Of all the Negro Odd Fellows lodges, the Georgia District was by far the most successful in attracting members and filling the coffers. According to one historian, under the leadership of Benjamin Jefferson Davis, Sr., district grand secretary, and B.J. Ingram, district grand master, the Order had income of “$20,000 a month…and was worth $750,000 in assets in 1912.” State lodges numbered more than 1,000. In 1913, the Order held the grand opening for the Georgia Odd Fellows headquarters. The massive, $110,000 office building still stands on Atlanta’s Auburn Avenue, once the heart of the city’s African-American business community. Built on time, debt free, and by Order member Robert E. Pharrow, the Odd Fellows headquarters set the standard for African-American construction. National black leader Booker T. Washington remarked of the headquarters: “Negro ambition conceived the vision, Negro brains devised the plans, Negro money paid for the brick and mortar and Negro hands and brains placed the building there. It is worth a trip to Atlanta for any colored man to see this building.” In 1914, the Georgia District dedicated the Odd Fellows Annex, which included a 1,300-seat auditorium, theater, and Roof Garden. Washington gave the opening address, calling the annex and dedication a “proud moment for the Odd Fellows of Georgia and for the people of our race.

The author traveled three times to Jeffersonville, Georgia, between 2003 and 2007 meeting and speaking with life-long residents of the area. Those of the African American community referred the author to Robert Hughes, a former New York City detective, who returned to his native Jeffersonville to retire. Mr. Hughes was elected chief magistrate of Jeffersonville in 2000 and was considered a leader and local historian. He grew up just a few miles from the location of the Odd Fellow Farm. Although Mr. Hughes knew of the area, he had not heard of the Odd Fellow Farm. Additionally, there was no mention in the Twiggs County Citizen newspaper of the Negro Odd Fellows or their plans for a city and a farm in the county. The author also visited Mt.
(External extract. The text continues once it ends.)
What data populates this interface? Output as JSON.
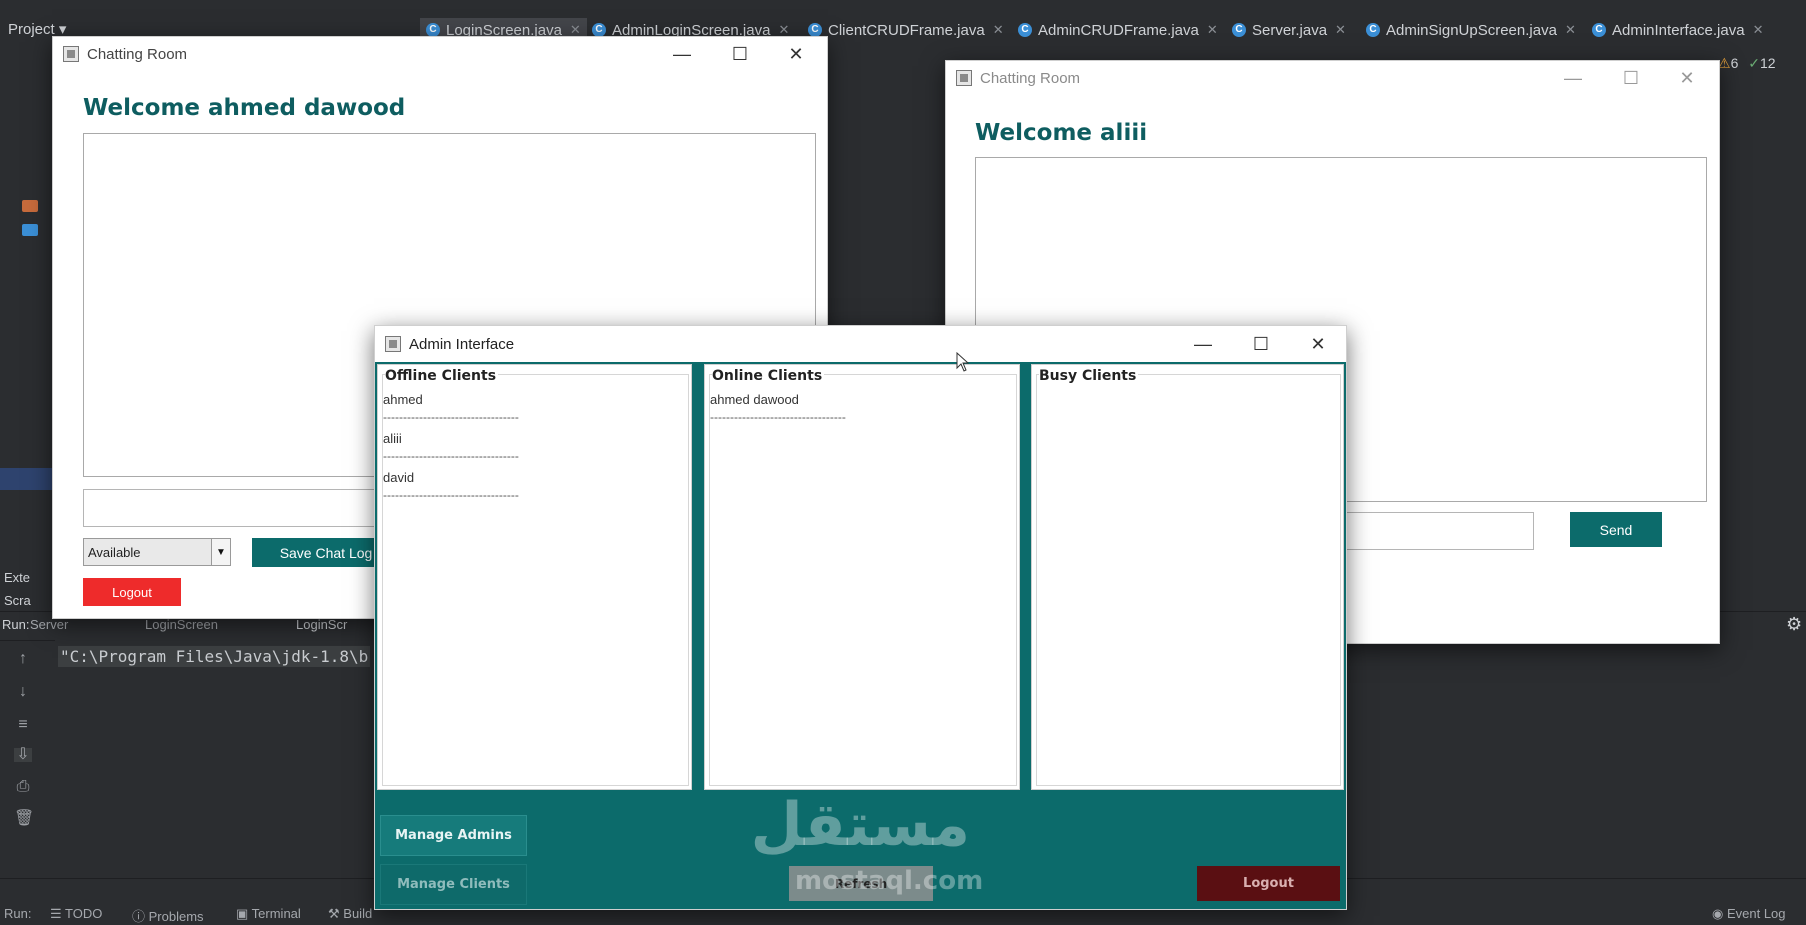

Olive Baptist Church which, according to an April 11, 1914, article in the Atlanta Independent newspaper, was located near a school that the Odd Fellows’ wished moved to the Odd Fellow City. Although a historic school stands on the church grounds, it was built in the 1920s and thus is not the school referenced in the Independent. None of the church members present were familiar with the Odd Fellow City. As Mr. Hughes expressed in a September 7, 2011, telephone interview with the author, “A lot of the old stories about Black farmers are dead. People just don’t talk about the past anymore.”